French Defense Minister Gerard Longuet said this week that Gaddafi's attacks would not be stopped without U.S. participation in strikes on his tanks and artillery, which ceased after NATO took command of Libyan operations on March 31.
NATO SAID SHORT OF AIRCRAFT
Britain, France and Denmark are carrying out most of the ground strikes.
A NATO official said on Wednesday the alliance was still short of about 10 aircraft a day to conduct air strikes.

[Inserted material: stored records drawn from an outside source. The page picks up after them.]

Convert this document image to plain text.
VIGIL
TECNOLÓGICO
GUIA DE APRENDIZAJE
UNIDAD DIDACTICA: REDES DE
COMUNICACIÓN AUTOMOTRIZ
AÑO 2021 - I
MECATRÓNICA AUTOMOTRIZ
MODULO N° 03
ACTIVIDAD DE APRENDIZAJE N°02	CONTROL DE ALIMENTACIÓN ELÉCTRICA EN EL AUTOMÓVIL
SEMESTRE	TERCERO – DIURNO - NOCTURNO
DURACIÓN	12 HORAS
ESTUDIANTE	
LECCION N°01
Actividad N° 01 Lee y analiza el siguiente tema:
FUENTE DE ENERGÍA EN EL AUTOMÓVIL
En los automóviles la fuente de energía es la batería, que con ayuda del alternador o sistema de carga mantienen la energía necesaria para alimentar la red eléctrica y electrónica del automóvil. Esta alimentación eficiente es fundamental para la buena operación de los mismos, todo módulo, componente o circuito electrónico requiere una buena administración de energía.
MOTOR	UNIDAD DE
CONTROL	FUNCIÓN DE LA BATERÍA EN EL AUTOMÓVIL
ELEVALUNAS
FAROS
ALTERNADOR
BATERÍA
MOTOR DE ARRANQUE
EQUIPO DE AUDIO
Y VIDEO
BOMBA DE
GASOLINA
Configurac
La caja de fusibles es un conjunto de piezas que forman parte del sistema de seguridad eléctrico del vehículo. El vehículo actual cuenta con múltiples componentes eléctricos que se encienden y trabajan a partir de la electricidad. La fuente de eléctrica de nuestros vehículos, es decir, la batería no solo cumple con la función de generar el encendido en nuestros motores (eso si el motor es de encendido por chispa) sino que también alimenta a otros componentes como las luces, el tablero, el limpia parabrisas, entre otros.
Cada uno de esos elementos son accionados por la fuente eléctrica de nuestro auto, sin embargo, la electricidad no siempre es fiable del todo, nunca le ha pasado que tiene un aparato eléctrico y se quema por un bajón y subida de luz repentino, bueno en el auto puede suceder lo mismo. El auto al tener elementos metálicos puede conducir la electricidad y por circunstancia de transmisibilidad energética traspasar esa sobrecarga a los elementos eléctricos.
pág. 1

A French official named Italy, Spain, the Netherlands and Sweden as countries that could do more to assist operations.
The French official said greater U.S. involvement would help as European air forces conducting ground strikes lack low-flying A-10 "tankbuster" planes and AC-130 gunships that analysts say would be useful against Gaddafi's forces.
On Wednesday, the Pentagon said U.S. warplanes had continued to strike Gaddafi's air defenses even after NATO took over Libya operations, but targeting his tanks and artillery is now key.
One NATO diplomatic source said there were three ways the alliance could increase combat aircraft capability.
Countries already contributing aircraft could reconfigure interceptor planes enforcing the no-fly zone to be able to carry out ground strikes or they could change the mix of aircraft they have deployed, sending more combat planes instead of interceptor aircraft, the source said.
The third option, seen as the most difficult, was to persuade new countries to join the operation.
The source said alliance members must back up their commitment to the Libya operation with firepower. "You can't sign NATO up to do something and then not provide all of the means it needs to do this over the medium term," he said.
Spanish Foreign Minister Trinidad Jimenez said had decided at the start of the mission to provide ships and planes to implement a U.N.-mandated arms embargo and the no-fly zone.
"This is the Spanish contribution now and it will be the Spanish contribution in the future," she said.
Italian Foreign Minister Franco Frattini said Rome would consider any request by Libyan rebels for its forces to open fire, but needed to consider its colonial past in the country.
"Italy has apologized to the Libyan people for the horrors committed during the period of fascist colonization, so if civilian casualties were caused by any bombing operations it would be an extremely serious thing," he said.
Frattini said Mustafa Abdel Jalil, head of the rebel Provisional Transitional National Council, would meet Prime Minister Silvio Berlusconi in Rome on Friday. "If the Libyans give us strong arguments, we will see, the government will decide," he told daily Il Sole 24 Ore in an interview.
Rome has contributed air bases and eight aircraft to the NATO mission, but they have only taken part in reconnaissance and monitoring operations.
U.S. officials said the main focus on the Berlin talks would be to define precisely what the alliance is trying to achieve with the military campaign.
They gave no sign of any emerging consensus among the allies on whether to start arming the rebels, but reiterated Obama's assertion that he "hasn't ruled it out and hasn't ruled it in."